Третья просьба. Если в письмах, в противовес совпаденьям, у нас будут встречаться скрещивающиеся разновременные расхожденья, ты на них не обращай вниманья. Вот как я об этом думаю (я весь всегда в сентенциях!!). Не только у нас, но и вообще в человеческой атмосфере диаметральное разномыслие очевидный абсурд. Я не говорю о живом разнообразии мнений. Это – неприкосновенно. Но о спорности и противоречии истин. Это всегда основано на недоговоренностях, на недомолвках. Высказывается положенье так, как оно рождается в душе, сигналом, вырывающимся изнутри навстречу парящему, ширяющему пониманью и в расчете на его бессменное дежурство.

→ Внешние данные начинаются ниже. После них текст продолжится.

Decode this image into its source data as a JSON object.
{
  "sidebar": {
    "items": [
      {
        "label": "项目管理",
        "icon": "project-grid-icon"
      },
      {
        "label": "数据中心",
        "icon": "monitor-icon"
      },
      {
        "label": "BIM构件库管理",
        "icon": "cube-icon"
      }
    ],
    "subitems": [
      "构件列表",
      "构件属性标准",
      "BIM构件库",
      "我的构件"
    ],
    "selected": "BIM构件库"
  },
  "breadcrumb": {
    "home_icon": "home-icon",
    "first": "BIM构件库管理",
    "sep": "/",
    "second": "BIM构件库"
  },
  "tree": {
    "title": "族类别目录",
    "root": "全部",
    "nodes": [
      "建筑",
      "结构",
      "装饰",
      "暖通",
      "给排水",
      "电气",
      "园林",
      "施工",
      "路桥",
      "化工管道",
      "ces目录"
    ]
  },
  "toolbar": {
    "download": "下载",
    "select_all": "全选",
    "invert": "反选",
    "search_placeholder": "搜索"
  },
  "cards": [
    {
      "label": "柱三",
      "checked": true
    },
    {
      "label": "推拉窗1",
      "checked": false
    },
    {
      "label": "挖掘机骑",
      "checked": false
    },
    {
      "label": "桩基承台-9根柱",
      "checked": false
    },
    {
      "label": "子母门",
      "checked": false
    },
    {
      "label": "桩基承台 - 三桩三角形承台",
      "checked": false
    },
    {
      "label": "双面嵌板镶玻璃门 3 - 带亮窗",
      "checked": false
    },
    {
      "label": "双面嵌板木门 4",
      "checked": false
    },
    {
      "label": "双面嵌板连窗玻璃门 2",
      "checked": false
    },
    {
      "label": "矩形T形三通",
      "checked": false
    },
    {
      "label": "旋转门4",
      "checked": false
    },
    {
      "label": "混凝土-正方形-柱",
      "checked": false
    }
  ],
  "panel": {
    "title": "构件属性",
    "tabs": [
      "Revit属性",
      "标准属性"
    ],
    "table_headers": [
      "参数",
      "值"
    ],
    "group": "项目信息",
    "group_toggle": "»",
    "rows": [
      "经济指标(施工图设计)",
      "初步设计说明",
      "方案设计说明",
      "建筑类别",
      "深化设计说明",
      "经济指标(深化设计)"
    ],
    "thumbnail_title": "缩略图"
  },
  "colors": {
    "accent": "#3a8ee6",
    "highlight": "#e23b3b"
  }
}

И вот, мы живем одними тупыми, несчастными, неудавшимися недомолвками оттого, что даже и при желаньи их развить и истолковать, с самого начала обманываемся в расчете: дежурство заслонено или оттеснено стихией посредственности. Людям в большинстве нечего сказать оттого, что им некому стало говорить, и этот отрывистый, недопонятый лай стал обычной формой душевной жизни. Бессмысленность стала ее стилем. Тебя, стало быть, не должно смущать, что мои слова о Брюсове в примененьи к Ходасевичу встречаются по почтовой дороге с твоим желаньем послать мне «Героя труда». Ни этот, ни подобные случаи впредь. У нас даже и всякая недомолвка значительна, и, чтобы сказать трезвее, не может быть во всяком случае ни одной, которая бы обречена была недомолвкою остаться.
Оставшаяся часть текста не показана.